Palo Alto’s NGS solutions are expected to grow 40-43% this year and are now really driving the company’s performance. This type of growth at Palo Alto’s scale is impressive, regardless of circumstances, but it is not clear it is equivalent to companies like Crowdstrike and Zscaler. Palo Alto has a broader set of products, and hence on a comparable basis they are likely growing significantly slower at the same size. Palo Alto are also leveraging a much larger salesforce and to a large extent, selling into an existing customer base.
The number of job openings mentioning Palo Alto in the job requirements appear to be more reflective of a waning products business than a growing software business. This could be indicative of Palo Alto primarily gaining traction within their existing customer base rather than attracting new customers.
Palo Alto’s gross margins are also somewhat questionable given the nature of their business. The deterioration in product margins is understandable given recent supply chain issues. Elevated costs are primarily related to expediting orders for certain parts rather than high component costs and Palo Alto believe these pressures will ease in the next 6-9 months.
Subscription margins are well below companies like Crowdstrike and Zscaler, although the cause is not really clear. Some of this may be related to pricing and product mix, but Zscaler has also suggested that relying on hyperscalers significantly cuts into margins at scale.
Despite softening gross profit margins, Palo Alto is making progress towards operating profitability and believes they can sustain 20% operating profit margins with growth in excess of 20%. The uncertain macro environment is also leading Palo Alto to increase its focus on costs, which should yield margin improvements in 2023.
Palo Alto’s operating expenses are showing the trends that would be expected from a relatively mature organization that is executing well.

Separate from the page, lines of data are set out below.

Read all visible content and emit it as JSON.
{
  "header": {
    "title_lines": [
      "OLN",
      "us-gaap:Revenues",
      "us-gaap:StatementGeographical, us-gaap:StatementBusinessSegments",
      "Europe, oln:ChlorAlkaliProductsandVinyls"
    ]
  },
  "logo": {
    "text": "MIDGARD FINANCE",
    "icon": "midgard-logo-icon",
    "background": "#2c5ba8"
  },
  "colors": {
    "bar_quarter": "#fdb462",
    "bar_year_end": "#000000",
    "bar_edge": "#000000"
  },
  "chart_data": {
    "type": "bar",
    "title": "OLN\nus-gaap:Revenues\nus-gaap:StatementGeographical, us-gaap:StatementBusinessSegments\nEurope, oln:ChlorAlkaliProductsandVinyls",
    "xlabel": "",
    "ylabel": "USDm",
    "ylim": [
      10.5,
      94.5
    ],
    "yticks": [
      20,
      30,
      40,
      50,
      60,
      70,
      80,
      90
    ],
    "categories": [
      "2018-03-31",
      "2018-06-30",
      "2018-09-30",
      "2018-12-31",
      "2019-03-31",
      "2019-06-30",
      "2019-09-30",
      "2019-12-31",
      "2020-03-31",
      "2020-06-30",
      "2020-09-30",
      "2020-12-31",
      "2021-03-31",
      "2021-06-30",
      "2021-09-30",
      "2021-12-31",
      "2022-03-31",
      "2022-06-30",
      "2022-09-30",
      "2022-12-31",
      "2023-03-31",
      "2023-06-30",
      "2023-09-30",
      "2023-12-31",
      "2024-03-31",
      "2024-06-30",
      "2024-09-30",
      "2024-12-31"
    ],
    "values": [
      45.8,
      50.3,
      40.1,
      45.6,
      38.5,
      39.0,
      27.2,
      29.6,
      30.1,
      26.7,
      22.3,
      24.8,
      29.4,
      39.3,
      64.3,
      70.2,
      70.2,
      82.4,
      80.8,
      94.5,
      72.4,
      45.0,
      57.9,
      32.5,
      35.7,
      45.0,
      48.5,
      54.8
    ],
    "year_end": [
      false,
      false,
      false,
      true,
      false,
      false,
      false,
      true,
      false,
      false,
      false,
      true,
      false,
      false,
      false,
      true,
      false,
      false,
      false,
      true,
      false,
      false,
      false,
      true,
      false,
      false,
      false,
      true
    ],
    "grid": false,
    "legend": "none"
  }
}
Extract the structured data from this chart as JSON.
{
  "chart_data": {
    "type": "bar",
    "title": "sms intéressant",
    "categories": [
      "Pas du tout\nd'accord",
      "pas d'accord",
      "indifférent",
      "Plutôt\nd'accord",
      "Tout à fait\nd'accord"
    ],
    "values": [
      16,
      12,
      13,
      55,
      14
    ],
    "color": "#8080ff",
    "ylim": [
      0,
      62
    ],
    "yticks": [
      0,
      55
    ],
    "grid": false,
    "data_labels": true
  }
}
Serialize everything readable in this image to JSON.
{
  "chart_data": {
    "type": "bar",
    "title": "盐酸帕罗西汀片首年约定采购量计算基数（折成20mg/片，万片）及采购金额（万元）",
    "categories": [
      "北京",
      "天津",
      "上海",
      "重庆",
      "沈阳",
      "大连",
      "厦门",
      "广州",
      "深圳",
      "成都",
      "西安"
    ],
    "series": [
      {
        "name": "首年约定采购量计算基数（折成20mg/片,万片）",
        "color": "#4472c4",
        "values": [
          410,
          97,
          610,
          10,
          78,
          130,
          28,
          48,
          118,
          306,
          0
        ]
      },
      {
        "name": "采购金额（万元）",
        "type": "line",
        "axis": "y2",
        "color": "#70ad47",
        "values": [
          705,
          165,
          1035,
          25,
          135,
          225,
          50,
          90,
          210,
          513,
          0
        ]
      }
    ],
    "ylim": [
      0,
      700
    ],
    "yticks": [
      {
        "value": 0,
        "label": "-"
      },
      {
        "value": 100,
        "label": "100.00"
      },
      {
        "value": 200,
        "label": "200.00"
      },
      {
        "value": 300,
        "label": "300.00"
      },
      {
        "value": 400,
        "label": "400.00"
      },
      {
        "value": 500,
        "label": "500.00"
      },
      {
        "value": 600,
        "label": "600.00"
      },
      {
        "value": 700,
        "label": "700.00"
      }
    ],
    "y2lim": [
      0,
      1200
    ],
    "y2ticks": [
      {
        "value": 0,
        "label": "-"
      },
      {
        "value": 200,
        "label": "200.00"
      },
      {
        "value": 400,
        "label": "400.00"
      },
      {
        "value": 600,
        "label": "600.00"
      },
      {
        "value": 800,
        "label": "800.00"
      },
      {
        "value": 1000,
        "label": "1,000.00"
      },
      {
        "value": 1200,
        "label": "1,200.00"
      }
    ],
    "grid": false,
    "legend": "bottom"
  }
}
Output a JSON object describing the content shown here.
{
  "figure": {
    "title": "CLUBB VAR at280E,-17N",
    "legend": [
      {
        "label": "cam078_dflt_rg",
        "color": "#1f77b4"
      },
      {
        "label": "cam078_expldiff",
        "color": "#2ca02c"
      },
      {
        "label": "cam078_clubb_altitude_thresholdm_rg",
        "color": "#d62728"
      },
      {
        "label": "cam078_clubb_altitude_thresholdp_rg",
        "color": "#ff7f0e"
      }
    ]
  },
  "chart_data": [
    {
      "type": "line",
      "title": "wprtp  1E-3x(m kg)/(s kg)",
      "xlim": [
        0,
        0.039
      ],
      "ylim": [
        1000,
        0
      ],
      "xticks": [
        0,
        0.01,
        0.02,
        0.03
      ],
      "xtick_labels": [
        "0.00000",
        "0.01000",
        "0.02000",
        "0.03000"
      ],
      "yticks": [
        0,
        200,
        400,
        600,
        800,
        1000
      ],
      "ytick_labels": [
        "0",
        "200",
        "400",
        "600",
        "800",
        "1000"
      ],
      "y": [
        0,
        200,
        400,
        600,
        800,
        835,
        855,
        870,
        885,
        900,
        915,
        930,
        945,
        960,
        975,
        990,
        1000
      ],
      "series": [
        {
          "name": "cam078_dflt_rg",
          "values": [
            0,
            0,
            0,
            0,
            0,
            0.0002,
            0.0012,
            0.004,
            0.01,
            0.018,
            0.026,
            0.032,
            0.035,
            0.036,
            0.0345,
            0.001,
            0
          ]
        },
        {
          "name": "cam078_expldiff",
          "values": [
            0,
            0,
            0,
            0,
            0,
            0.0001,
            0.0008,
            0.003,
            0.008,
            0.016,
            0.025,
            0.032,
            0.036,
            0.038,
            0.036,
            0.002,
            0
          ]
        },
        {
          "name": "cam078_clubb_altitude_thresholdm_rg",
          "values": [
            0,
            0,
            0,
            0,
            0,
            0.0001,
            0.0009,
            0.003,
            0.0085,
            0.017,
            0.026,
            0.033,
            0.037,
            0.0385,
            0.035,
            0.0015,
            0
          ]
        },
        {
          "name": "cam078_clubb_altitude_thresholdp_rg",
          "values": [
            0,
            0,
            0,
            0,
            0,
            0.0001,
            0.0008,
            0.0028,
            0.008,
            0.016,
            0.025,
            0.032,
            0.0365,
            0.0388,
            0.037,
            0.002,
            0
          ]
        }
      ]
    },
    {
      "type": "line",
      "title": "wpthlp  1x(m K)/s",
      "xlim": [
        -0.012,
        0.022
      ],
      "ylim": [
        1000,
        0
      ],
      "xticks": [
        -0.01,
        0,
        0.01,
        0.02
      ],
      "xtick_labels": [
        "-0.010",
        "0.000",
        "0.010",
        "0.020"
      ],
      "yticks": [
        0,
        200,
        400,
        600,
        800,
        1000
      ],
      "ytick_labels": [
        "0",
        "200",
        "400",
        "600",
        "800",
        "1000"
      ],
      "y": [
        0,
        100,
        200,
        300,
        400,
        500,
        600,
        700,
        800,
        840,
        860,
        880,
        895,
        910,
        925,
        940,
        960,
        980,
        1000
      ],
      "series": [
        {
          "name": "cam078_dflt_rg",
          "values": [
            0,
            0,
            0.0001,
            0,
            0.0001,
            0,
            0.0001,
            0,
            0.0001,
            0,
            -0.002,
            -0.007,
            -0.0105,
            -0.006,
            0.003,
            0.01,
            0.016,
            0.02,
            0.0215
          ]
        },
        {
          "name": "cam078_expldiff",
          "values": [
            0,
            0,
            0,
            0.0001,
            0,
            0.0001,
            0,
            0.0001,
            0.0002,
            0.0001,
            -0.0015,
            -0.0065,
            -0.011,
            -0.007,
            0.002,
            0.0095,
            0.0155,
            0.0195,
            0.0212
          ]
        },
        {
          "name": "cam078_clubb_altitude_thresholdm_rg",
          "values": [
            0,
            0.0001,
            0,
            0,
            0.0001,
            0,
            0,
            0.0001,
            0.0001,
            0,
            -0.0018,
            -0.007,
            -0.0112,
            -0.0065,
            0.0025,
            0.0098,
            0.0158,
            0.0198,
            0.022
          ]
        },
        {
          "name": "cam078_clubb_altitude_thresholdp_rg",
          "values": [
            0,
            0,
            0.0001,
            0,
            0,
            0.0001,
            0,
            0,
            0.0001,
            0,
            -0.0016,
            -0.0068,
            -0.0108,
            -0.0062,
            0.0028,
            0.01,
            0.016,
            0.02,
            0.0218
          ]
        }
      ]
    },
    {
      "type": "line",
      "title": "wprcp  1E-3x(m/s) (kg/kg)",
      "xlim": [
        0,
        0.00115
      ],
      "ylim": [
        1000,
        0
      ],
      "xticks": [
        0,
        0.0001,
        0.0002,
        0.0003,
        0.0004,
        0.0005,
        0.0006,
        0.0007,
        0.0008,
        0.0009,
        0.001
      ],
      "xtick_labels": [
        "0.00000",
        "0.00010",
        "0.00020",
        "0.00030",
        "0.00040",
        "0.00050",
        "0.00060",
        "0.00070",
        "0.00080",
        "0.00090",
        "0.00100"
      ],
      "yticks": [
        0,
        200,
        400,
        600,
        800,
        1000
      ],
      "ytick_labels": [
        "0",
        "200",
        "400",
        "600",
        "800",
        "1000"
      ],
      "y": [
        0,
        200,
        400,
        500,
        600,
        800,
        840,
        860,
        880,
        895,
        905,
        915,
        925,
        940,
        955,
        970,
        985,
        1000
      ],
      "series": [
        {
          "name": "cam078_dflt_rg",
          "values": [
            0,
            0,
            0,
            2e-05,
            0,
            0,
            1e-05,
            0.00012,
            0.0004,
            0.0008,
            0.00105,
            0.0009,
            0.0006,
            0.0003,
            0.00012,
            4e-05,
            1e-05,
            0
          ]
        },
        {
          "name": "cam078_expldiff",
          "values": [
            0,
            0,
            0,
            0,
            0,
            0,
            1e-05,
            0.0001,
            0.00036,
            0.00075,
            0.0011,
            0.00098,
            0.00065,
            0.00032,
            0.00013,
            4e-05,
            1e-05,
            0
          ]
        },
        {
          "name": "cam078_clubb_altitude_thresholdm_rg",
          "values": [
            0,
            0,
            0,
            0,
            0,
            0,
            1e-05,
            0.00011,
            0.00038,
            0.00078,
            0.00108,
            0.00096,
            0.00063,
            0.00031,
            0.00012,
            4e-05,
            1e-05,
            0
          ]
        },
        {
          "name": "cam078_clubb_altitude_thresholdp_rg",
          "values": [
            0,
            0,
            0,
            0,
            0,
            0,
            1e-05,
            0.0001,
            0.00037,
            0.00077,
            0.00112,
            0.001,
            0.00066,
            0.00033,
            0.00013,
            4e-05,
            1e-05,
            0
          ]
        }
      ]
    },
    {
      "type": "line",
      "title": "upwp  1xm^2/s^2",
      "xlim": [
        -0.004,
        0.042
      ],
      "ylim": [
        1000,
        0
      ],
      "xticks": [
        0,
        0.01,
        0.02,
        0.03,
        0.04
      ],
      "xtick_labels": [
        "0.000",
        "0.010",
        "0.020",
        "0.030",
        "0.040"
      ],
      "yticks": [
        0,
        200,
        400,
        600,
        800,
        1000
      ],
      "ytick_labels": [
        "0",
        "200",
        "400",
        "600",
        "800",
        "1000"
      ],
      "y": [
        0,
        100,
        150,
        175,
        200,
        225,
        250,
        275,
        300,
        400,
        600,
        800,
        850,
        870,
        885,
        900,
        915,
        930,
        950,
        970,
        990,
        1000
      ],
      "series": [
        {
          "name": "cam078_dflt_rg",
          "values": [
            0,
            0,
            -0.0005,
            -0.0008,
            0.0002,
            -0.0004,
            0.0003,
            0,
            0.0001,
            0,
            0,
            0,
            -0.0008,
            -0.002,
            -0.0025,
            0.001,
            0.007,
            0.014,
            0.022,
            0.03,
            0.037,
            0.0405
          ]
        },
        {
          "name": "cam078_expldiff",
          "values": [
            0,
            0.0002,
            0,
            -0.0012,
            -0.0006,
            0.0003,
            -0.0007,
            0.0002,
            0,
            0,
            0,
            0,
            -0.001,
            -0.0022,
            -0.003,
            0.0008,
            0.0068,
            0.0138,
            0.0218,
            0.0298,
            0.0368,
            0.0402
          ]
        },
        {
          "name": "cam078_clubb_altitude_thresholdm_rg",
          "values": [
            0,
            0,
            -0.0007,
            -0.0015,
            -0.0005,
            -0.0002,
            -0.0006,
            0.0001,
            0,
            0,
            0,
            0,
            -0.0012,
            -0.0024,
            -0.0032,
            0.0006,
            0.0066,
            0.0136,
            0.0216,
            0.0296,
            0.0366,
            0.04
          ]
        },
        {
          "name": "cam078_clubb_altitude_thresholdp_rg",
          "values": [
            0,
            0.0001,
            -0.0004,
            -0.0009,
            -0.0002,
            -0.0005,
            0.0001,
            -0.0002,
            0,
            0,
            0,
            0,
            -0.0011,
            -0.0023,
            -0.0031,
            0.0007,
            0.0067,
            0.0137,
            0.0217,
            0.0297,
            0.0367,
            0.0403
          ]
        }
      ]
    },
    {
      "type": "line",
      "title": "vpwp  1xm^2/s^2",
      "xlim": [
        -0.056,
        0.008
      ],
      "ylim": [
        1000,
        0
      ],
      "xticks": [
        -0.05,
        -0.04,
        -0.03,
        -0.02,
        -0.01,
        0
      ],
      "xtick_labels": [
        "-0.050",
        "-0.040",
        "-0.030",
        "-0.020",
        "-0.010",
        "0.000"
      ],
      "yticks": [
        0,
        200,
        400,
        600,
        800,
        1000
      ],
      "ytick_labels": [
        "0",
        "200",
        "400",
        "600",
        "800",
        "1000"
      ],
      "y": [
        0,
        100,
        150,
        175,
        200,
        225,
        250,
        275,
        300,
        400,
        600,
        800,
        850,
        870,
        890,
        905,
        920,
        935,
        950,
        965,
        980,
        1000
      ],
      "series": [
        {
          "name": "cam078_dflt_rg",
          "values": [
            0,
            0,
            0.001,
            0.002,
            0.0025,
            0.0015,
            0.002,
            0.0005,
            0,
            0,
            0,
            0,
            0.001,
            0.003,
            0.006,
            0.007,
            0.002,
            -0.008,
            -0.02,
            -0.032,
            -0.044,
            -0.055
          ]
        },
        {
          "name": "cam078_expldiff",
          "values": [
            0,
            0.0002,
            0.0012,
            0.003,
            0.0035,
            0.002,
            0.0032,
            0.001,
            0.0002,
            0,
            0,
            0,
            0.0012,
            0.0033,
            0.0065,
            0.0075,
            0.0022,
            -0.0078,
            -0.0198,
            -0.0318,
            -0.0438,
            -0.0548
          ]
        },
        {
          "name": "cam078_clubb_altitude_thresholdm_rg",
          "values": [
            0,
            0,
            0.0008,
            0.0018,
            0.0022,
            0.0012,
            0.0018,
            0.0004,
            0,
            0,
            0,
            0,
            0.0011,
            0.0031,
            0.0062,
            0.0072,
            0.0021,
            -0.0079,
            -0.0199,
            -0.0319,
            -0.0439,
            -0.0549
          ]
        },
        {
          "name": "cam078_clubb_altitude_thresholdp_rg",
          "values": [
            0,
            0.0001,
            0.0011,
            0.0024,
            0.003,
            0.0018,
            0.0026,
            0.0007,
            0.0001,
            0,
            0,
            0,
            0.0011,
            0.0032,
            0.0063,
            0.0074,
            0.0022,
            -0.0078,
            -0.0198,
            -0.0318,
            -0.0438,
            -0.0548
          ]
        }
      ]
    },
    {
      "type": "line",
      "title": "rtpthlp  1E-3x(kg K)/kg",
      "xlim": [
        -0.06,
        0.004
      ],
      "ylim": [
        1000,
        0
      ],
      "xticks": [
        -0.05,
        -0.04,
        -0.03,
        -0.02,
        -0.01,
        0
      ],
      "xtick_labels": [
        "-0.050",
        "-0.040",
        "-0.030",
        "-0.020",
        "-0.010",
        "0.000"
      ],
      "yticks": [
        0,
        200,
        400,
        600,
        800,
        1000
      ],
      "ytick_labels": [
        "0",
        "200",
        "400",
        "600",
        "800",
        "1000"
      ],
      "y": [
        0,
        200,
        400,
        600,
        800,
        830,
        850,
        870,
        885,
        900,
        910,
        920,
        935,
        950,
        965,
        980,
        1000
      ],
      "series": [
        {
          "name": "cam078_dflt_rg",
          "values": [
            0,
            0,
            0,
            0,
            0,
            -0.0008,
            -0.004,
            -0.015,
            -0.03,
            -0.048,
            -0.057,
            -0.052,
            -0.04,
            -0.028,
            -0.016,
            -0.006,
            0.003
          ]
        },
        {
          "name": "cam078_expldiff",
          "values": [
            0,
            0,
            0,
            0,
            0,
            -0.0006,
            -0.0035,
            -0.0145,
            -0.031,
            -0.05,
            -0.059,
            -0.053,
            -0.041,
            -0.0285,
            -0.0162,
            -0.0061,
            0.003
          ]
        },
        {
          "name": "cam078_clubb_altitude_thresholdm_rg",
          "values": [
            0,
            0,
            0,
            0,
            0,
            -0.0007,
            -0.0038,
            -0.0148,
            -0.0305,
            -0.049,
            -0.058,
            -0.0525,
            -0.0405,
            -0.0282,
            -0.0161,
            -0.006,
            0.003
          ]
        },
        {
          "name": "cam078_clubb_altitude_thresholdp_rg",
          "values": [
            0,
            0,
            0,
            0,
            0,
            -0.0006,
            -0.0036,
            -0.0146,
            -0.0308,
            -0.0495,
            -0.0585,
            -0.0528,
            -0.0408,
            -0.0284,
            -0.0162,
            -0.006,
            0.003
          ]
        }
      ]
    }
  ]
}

The burden of sales and marketing and general and administrative expenses are declining, even though growth remains robust. R&D expenses continue to be high, but this has been necessary for Palo Alto to build out a comprehensive portfolio of solutions. With the burden of R&D expenses now beginning to fall, and Palo Alto shifting focus to costs, margins should begin to improve more rapidly.
Salesforce productivity is also likely to improve once macro headwinds begin to fade. Like many companies, Palo Alto has faced high attrition rates recently, leading to higher costs and lower productivity. A more modest hiring rate should also result in productivity improvements as a larger proportion of sales reps will be mature.
Job openings at Palo Alto declined significantly in late 2022, which could be a sign of deterioration in market conditions or may be due to management prioritizing profits over growth. Similar trends have been observed across peer companies, and hence this does not appear to be a Palo Alto specific issue.
Valuation
Palo Alto’s valuation hasn’t compressed much so far as the company’s performance has been consistent. As a result, any stumble could cause a significant rerating. The stock isn’t particularly expensive given the company’s prospects, but in the current market there are better opportunities.
Analysts are projecting Palo Alto’s revenue growth to stay fairly constant going forward, whereas growth for companies like Crowdstrike and Zscaler is expected to deteriorate meaningfully. There is clearly a discrepancy here, with either expected growth fading too fast for Zscaler and CrowdStrike or not fading fast enough for Palo Alto. This difference in expectations is likely largely responsible for Palo Alto’s current valuation.
Conclusion
While Palo Alto is not necessarily overvalued, it is no longer obviously undervalued. Unlike security peers, analysts are yet to project a meaningful deceleration in growth for Palo Alto, which could make the stock vulnerable to downgrades. Palo Alto has a large market opportunity and continues to execute, but the company is not immune to the macro environment or competitive pressures.